Она с трудом сдержала улыбку, а он заметил движения ее губ и подумал, что она хотела сказать «да», но ей запретила это сделать врожденная стыдливость и скромность. Охватила его радость, и будто бы открылись в нем какие-то заслонки для слов и мыслей, которых он до тех пор никому не поверял:
— Ты не знаешь меня, Юстына. Никто в этой деревне меня по-настоящему не знает, даже мой отец, мать, братья. Я скрываю свои мысли, потому что не хочу, чтобы надо мной смеялись. С одним только человеком время от времени я говорю свободно, с Йонашем Вонтрухом, который, как и я, верит, что землей правит Сатана. А знаю я это из святых книг, которые мне в детстве читал отец. Он другой веры, чем моя мать, он ходит к Шульцу, а не в костел. Я не верю словам пастора Кнотхе и Мизереры. Сам потом читал святые книги, и много страниц из них знаю наизусть, но ни с кем, кроме Вонтруха, об этом не говорю, потому что не хочу, чтобы надо мной издевались. Есть, Юстына, старый Бог и новый Бог, так, как есть Старый и Новый завет. Я научу тебя вере в старого Бога, и вместе будем ему молиться. Ты должна знать, Юстына, что у Бога есть два любимых сына: Сатана и Иисус Христос. Они стоят по обе стороны его трона. Кого из них он больше любит, неизвестно. Но это правда, что землю он отдал Сатане, хоть потом прислал второго сына, Иисуса Христоса, чтобы он выкупил людей своей кровью и открыл перед ними дорогу в рай. Земля же по-прежнему во власти Сатаны, и люди могут выбирать между ним и Иисусом Христосом. В Царство небесное войдут только праведники. А знаешь ли ты, Юстына, что значит быть праведником? Надо карать прегрешения и зло, людскую мерзость и пакости, жить в чистоте и чувствовать отвращение к Сатане, который является среди нас под разными личинами…
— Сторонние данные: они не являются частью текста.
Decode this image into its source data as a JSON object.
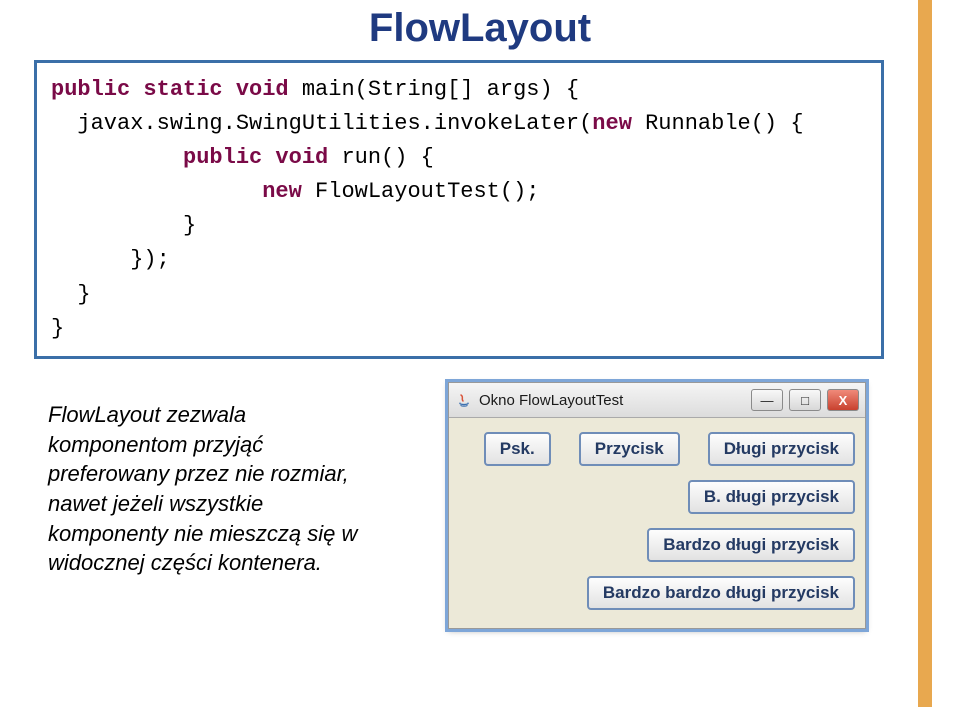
{
  "title": "FlowLayout",
  "code": {
    "l1a": "public static void",
    "l1b": " main(String[] args) {",
    "l2": "  javax.swing.SwingUtilities.invokeLater(",
    "l2kw": "new",
    "l2b": " Runnable() {",
    "l3a": "          public void",
    "l3b": " run() {",
    "l4a": "                ",
    "l4kw": "new",
    "l4b": " FlowLayoutTest();",
    "l5": "          }",
    "l6": "      });",
    "l7": "  }",
    "l8": "}"
  },
  "description": "FlowLayout zezwala komponentom przyjąć preferowany przez nie rozmiar, nawet jeżeli wszystkie komponenty nie mieszczą się w widocznej części kontenera.",
  "window": {
    "title": "Okno FlowLayoutTest",
    "min": "—",
    "max": "□",
    "close": "X",
    "buttons": {
      "b1": "Psk.",
      "b2": "Przycisk",
      "b3": "Długi przycisk",
      "b4": "B. długi przycisk",
      "b5": "Bardzo długi przycisk",
      "b6": "Bardzo bardzo długi przycisk"
    }
  }
}
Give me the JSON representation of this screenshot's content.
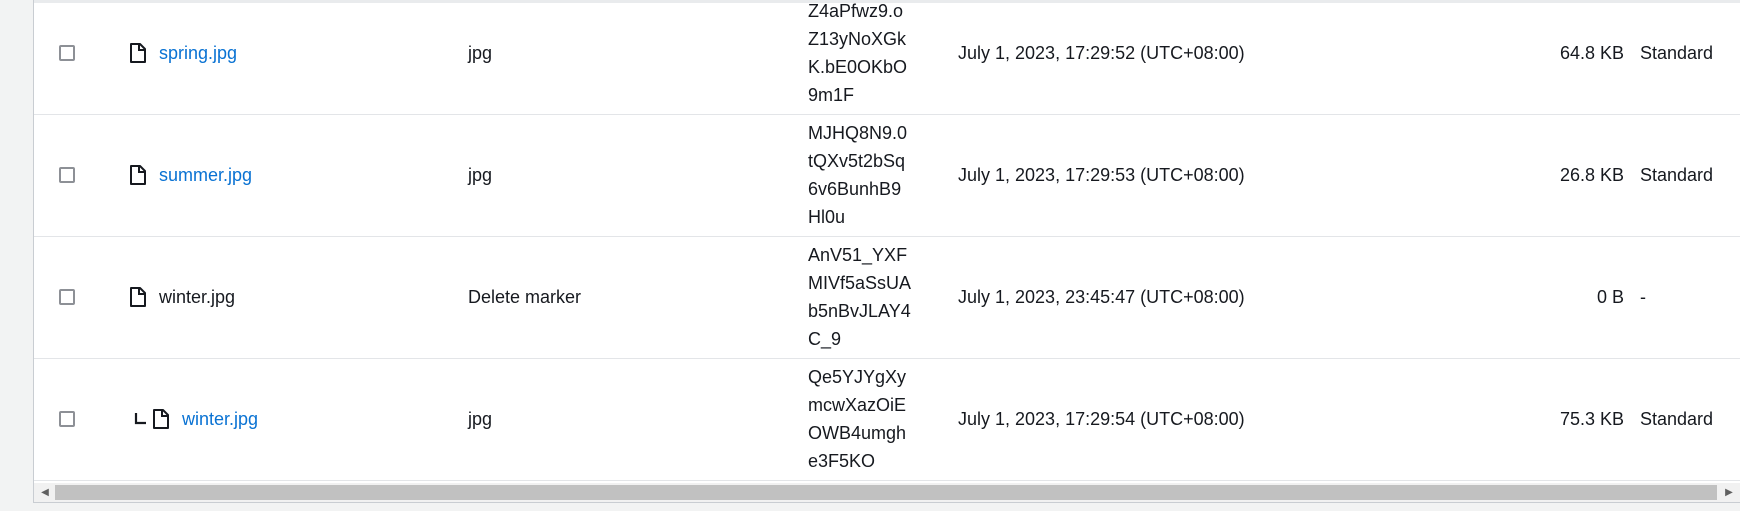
{
  "rows": [
    {
      "name": "spring.jpg",
      "type": "jpg",
      "version_id": [
        "Z4aPfwz9.o",
        "Z13yNoXGk",
        "K.bE0OKbO",
        "9m1F"
      ],
      "last_modified": "July 1, 2023, 17:29:52 (UTC+08:00)",
      "size": "64.8 KB",
      "storage_class": "Standard",
      "is_link": true,
      "is_child": false,
      "icon": "file-icon"
    },
    {
      "name": "summer.jpg",
      "type": "jpg",
      "version_id": [
        "MJHQ8N9.0",
        "tQXv5t2bSq",
        "6v6BunhB9",
        "Hl0u"
      ],
      "last_modified": "July 1, 2023, 17:29:53 (UTC+08:00)",
      "size": "26.8 KB",
      "storage_class": "Standard",
      "is_link": true,
      "is_child": false,
      "icon": "file-icon"
    },
    {
      "name": "winter.jpg",
      "type": "Delete marker",
      "version_id": [
        "AnV51_YXF",
        "MIVf5aSsUA",
        "b5nBvJLAY4",
        "C_9"
      ],
      "last_modified": "July 1, 2023, 23:45:47 (UTC+08:00)",
      "size": "0 B",
      "storage_class": "-",
      "is_link": false,
      "is_child": false,
      "icon": "file-icon"
    },
    {
      "name": "winter.jpg",
      "type": "jpg",
      "version_id": [
        "Qe5YJYgXy",
        "mcwXazOiE",
        "OWB4umgh",
        "e3F5KO"
      ],
      "last_modified": "July 1, 2023, 17:29:54 (UTC+08:00)",
      "size": "75.3 KB",
      "storage_class": "Standard",
      "is_link": true,
      "is_child": true,
      "icon": "file-icon"
    }
  ],
  "scrollbar": {
    "left_arrow": "◀",
    "right_arrow": "▶"
  },
  "colors": {
    "link": "#0972d3",
    "text": "#16191f"
  }
}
Он замолк, потому что ему показалось, что она его не слушает. Он поднялся со скамейки, подошел к Юстыне, поцеловал ей правую руку.
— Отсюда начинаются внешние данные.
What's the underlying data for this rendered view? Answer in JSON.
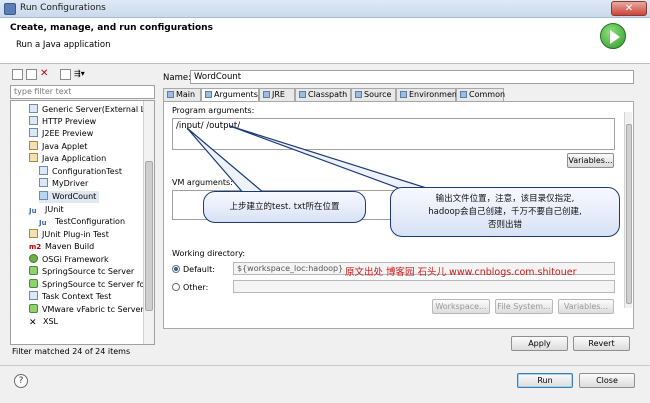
{
  "window": {
    "title": "Run Configurations",
    "close_label": "✕"
  },
  "header": {
    "title": "Create, manage, and run configurations",
    "subtitle": "Run a Java application"
  },
  "filter": {
    "placeholder": "type filter text"
  },
  "tree": {
    "items": [
      {
        "label": "Generic Server(External Laur",
        "icon": "server-icon",
        "level": 1
      },
      {
        "label": "HTTP Preview",
        "icon": "server-icon",
        "level": 1
      },
      {
        "label": "J2EE Preview",
        "icon": "server-icon",
        "level": 1
      },
      {
        "label": "Java Applet",
        "icon": "applet-icon",
        "level": 1
      },
      {
        "label": "Java Application",
        "icon": "java-app-icon",
        "level": 1
      },
      {
        "label": "ConfigurationTest",
        "icon": "java-class-icon",
        "level": 2
      },
      {
        "label": "MyDriver",
        "icon": "java-class-icon",
        "level": 2
      },
      {
        "label": "WordCount",
        "icon": "java-class-icon",
        "level": 2,
        "selected": true
      },
      {
        "label": "JUnit",
        "icon": "junit-icon",
        "level": 1
      },
      {
        "label": "TestConfiguration",
        "icon": "junit-icon",
        "level": 2
      },
      {
        "label": "JUnit Plug-in Test",
        "icon": "junit-plugin-icon",
        "level": 1
      },
      {
        "label": "Maven Build",
        "icon": "maven-icon",
        "level": 1
      },
      {
        "label": "OSGi Framework",
        "icon": "osgi-icon",
        "level": 1
      },
      {
        "label": "SpringSource tc Server",
        "icon": "spring-icon",
        "level": 1
      },
      {
        "label": "SpringSource tc Server for V",
        "icon": "spring-icon",
        "level": 1
      },
      {
        "label": "Task Context Test",
        "icon": "task-icon",
        "level": 1
      },
      {
        "label": "VMware vFabric tc Server",
        "icon": "spring-icon",
        "level": 1
      },
      {
        "label": "XSL",
        "icon": "xsl-icon",
        "level": 1
      }
    ],
    "status": "Filter matched 24 of 24 items"
  },
  "config": {
    "name_label": "Name:",
    "name_value": "WordCount",
    "tabs": [
      "Main",
      "Arguments",
      "JRE",
      "Classpath",
      "Source",
      "Environment",
      "Common"
    ],
    "active_tab": "Arguments",
    "program_args_label": "Program arguments:",
    "program_args_value": "/input/ /output/",
    "variables_label": "Variables...",
    "vm_args_label": "VM arguments:",
    "working_dir_label": "Working directory:",
    "default_label": "Default:",
    "default_value": "${workspace_loc:hadoop}",
    "other_label": "Other:",
    "workspace_label": "Workspace...",
    "filesystem_label": "File System...",
    "variables2_label": "Variables..."
  },
  "annotations": {
    "callout1": "上步建立的test. txt所在位置",
    "callout2_line1": "输出文件位置，注意，该目录仅指定,",
    "callout2_line2": "hadoop会自己创建，千万不要自己创建,",
    "callout2_line3": "否则出错",
    "watermark": "原文出处 博客园 石头儿 www.cnblogs.com.shitouer"
  },
  "buttons": {
    "apply": "Apply",
    "revert": "Revert",
    "run": "Run",
    "close": "Close",
    "help": "?"
  }
}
— Я приду к тебе через год, и ты скажешь мне «да» или «нет», — сказал он на прощание.
— Но прежде, однако, принеси мне Клобука, — сказала она, а он кивнул головой и, выходя, подумал, что придет такое время, когда она станет его женой, и тогда он убедит ее в том, что он — человек праведный. Придет, может быть, и такая минута, когда Ионаш Вонтрух поверит, что от присутствия Сатаны можно избавиться не милосердием, а справедливостью.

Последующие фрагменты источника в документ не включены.